Olive Hylton: Cancer survivor
Not everyone is fortunate enough to be a cancer survivor. More often than not, someone stricken with cancer ends up being counted among the many victims whose lives the dreaded disease has taken.
For 64-year-old Olive Hylton of Port Maria, St Mary, however, surviving has not been a matter of just being fortunate. it has been her amazing strength that has seen her standing tall even as members of her family took the news of her cancer really hard.
"I don't know what has given me this strength; it must be God," Hylton, married with two daughters, told Family and religion.
"Right now, there are five ladies in Port Maria. They all come to me for support. Mi tell them God gimme this thing to help others, to encourage others."
It was in 2007 that Hylton was diagnosed with breast cancer.
One morning, she was sweeping her yard when she just decided to do a self-examination of her breast.
According to Hylton: "As I started to sweep down towards the noni tree, I remember that they say noni is good for cancer, so I put down the broom and start feeling my breast, just like that. When I feel, I feel a lump. I feel about three times, a long lump on the top of the left breast. My 'husband was in the kitchen and I bawl out, Cap! Cap! One lump inna mi breast!',"
Her husband came and felt the lump himself and they decided to do a check, with the possibility of cancer staring them in the face.
She later went to Annotto Bay hospital and was referred to do a mammogram, which she did in Ocho Rios.
"When I was doing the mammogram, that was the only moment I felt scared," Hylton stated.
She brought the result back to the doctor and was given an appointment to do an operation at the Annotto Bay hospital to remove the lump.

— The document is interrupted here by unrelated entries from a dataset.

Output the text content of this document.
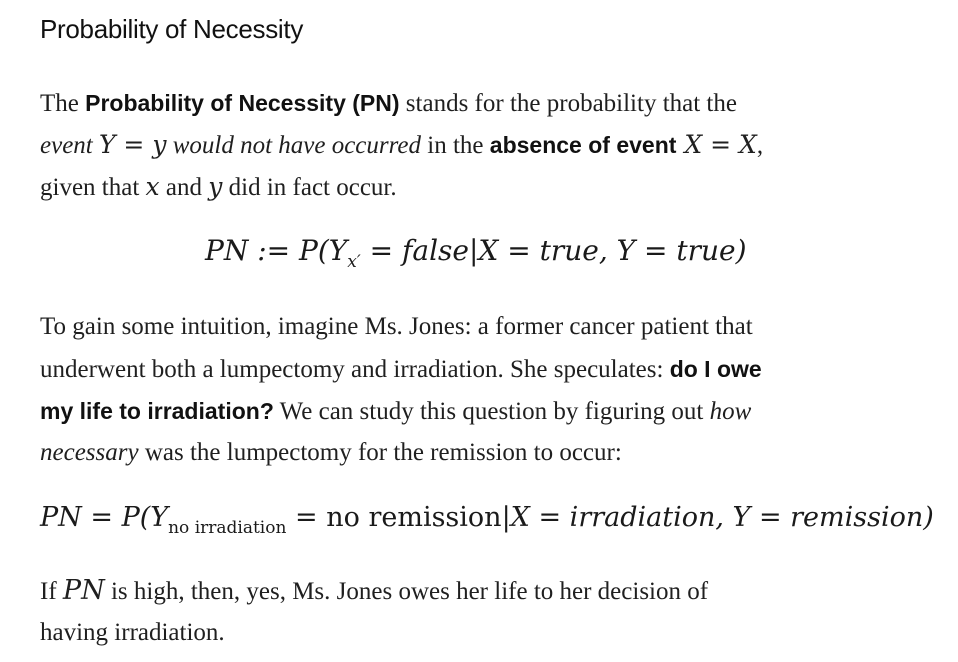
Probability of Necessity

The Probability of Necessity (PN) stands for the probability that the

event Y = y would not have occurred in the absence of event X = X,

given that x and y did in fact occur.

PN := $P(Y_{x'}$ = false|X = true, Y = true)

To gain some intuition, imagine Ms. Jones: a former cancer patient that

underwent both a lumpectomy and irradiation. She speculates: do I owe

my life to irradiation? We can study this question by figuring out how

necessary was the lumpectomy for the remission to occur:

PN = $P(Y_{no irradiation}$ = no remission|X = irradiation, Y = remission)

If PN is high, then, yes, Ms. Jones owes her life to her decision of

having irradiation.
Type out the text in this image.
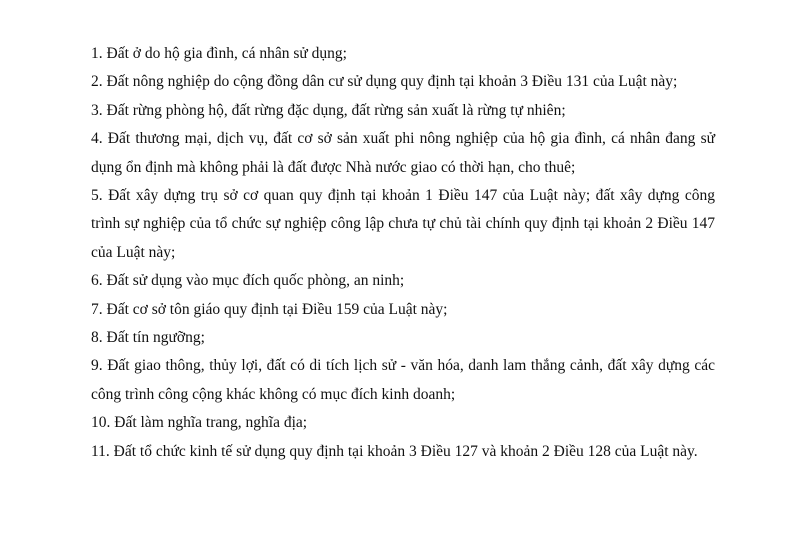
1. Đất ở do hộ gia đình, cá nhân sử dụng;

2. Đất nông nghiệp do cộng đồng dân cư sử dụng quy định tại khoản 3 Điều 131 của Luật này;

3. Đất rừng phòng hộ, đất rừng đặc dụng, đất rừng sản xuất là rừng tự nhiên;

4. Đất thương mại, dịch vụ, đất cơ sở sản xuất phi nông nghiệp của hộ gia đình, cá nhân đang sử dụng ổn định mà không phải là đất được Nhà nước giao có thời hạn, cho thuê;

5. Đất xây dựng trụ sở cơ quan quy định tại khoản 1 Điều 147 của Luật này; đất xây dựng công trình sự nghiệp của tổ chức sự nghiệp công lập chưa tự chủ tài chính quy định tại khoản 2 Điều 147 của Luật này;

6. Đất sử dụng vào mục đích quốc phòng, an ninh;

7. Đất cơ sở tôn giáo quy định tại Điều 159 của Luật này;

8. Đất tín ngưỡng;

9. Đất giao thông, thủy lợi, đất có di tích lịch sử - văn hóa, danh lam thắng cảnh, đất xây dựng các công trình công cộng khác không có mục đích kinh doanh;

10. Đất làm nghĩa trang, nghĩa địa;

11. Đất tổ chức kinh tế sử dụng quy định tại khoản 3 Điều 127 và khoản 2 Điều 128 của Luật này.
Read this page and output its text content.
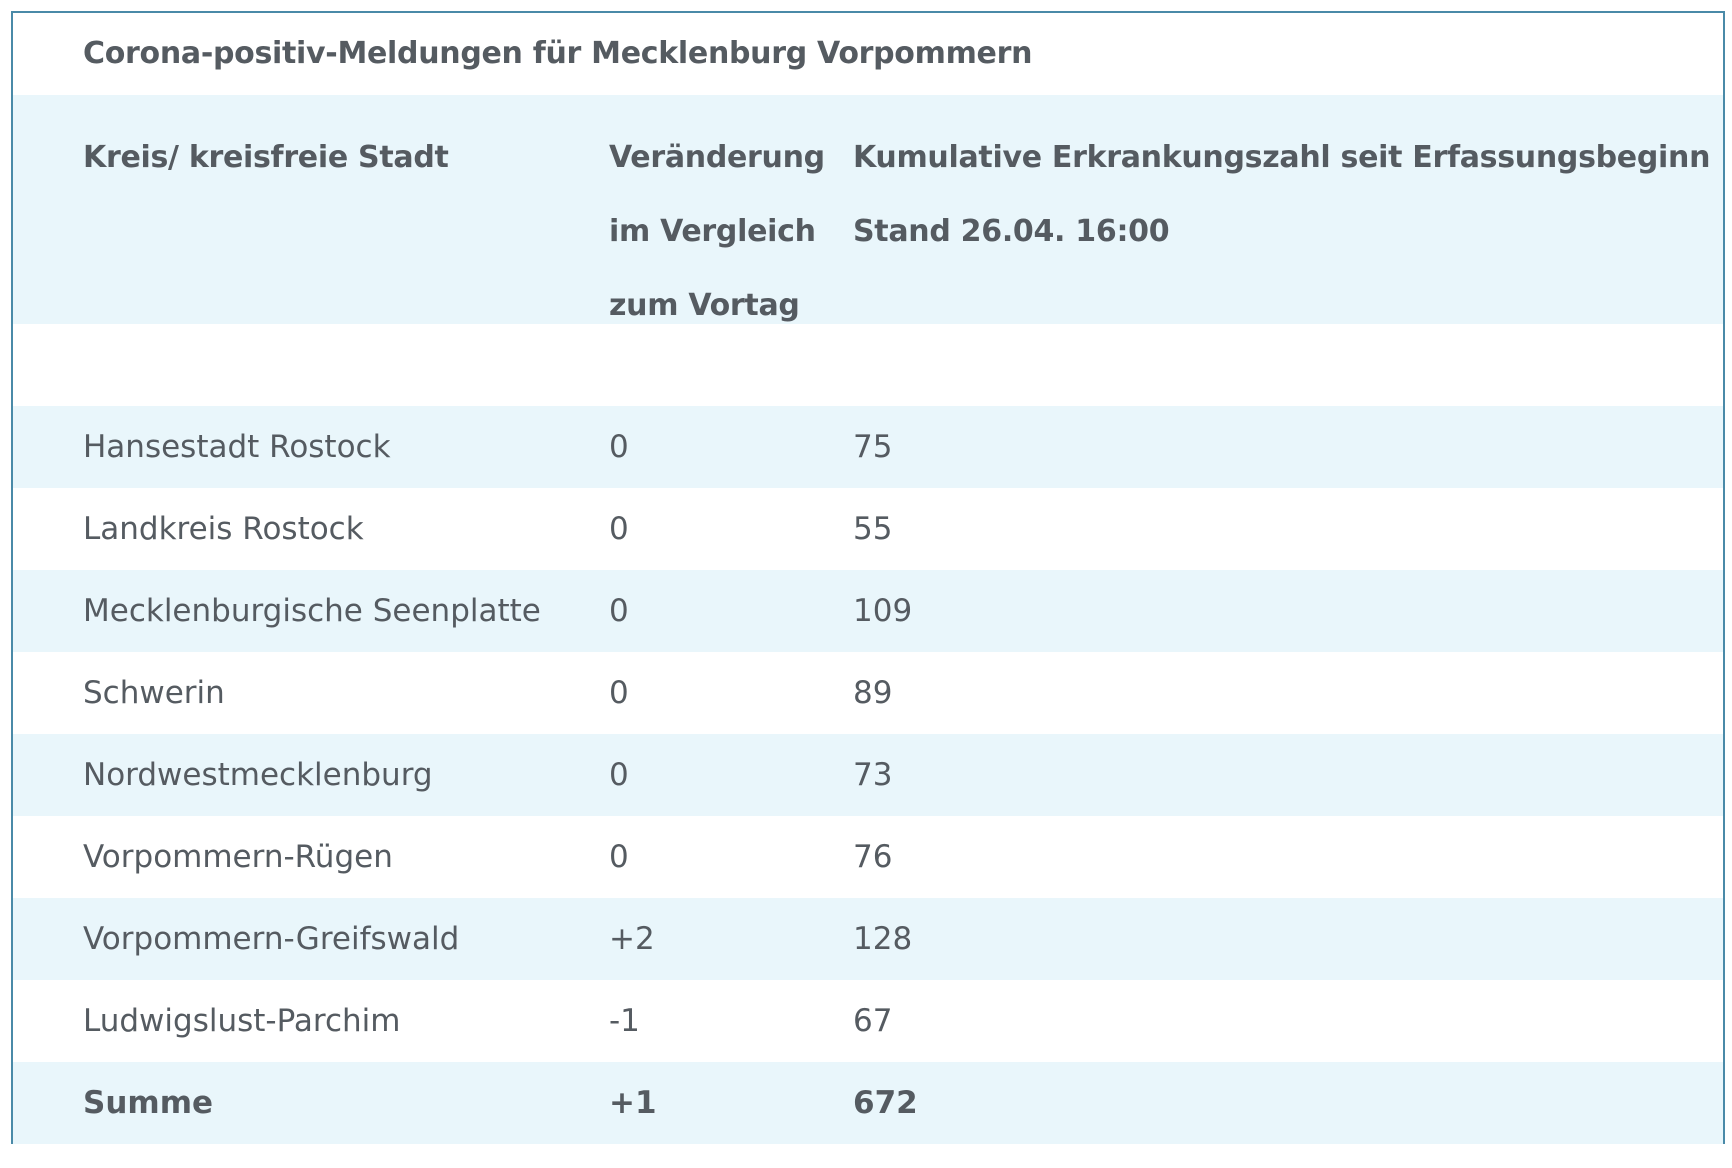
Corona-positiv-Meldungen für Mecklenburg Vorpommern
Kreis/ kreisfreie Stadt	Veränderung
im Vergleich
zum Vortag
Kumulative Erkrankungszahl seit Erfassungsbeginn
Stand 26.04. 16:00
Hansestadt Rostock	0	75
Landkreis Rostock	0	55
Mecklenburgische Seenplatte 0	109
Schwerin	0	89
Nordwestmecklenburg	0	73
Vorpommern-Rügen	0	76
Vorpommern-Greifswald	+2	128
Ludwigslust-Parchim	-1	67
Summe	+1	672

"After the doctor take out the lump, him ask mi how many children mi have an' mi seh two. Him seh, 'go home go tell them say this cancerous'."
But she didn't tell anyone. At least not yet.
Faced with the reality of having breast cancer, Hylton hardly budged.
"Mi neva feel no way ... no way," she admitted. "Dem seh me mek up different, but mi neva feel no way."
When she finally told her husband and children, they were devastated.
"My daughter, who is abroad, cried. The one here, I didn't see her cry, so I don't know if she did."
As for her husband, he couldn't take it.
"When I showed him the X-ray paper and say, 'Cap, yuh know seh mi haffi go cut off mi breast?' When mi look mi nuh see'm in front ah mi. When mi go inna di bathroom mi see'm a cry. So mi seh to him, 'man, if you a cry wha yuh lef' mi fi do? Anno your breast, yuh nuh, a mine'."
After the operation, Hylton said she did not do chemotherapy treatment, but remained on medication for a required period.
On Wednesday, at the launch of the St Ann/St Mary branch of Jamaica Cancer Society's Relay for Life, she reported that with God's help and support from her family, she was in good health.
"I (feel) so good. I don't feel no way," Hylton said. "I neva have no problem with it. A prayer do this!"
She now spends her time supporting others affected with the disease and is urging others to be proactive.
Relay for Life will take place on August 22 at Turtle River Park in Ocho Rios.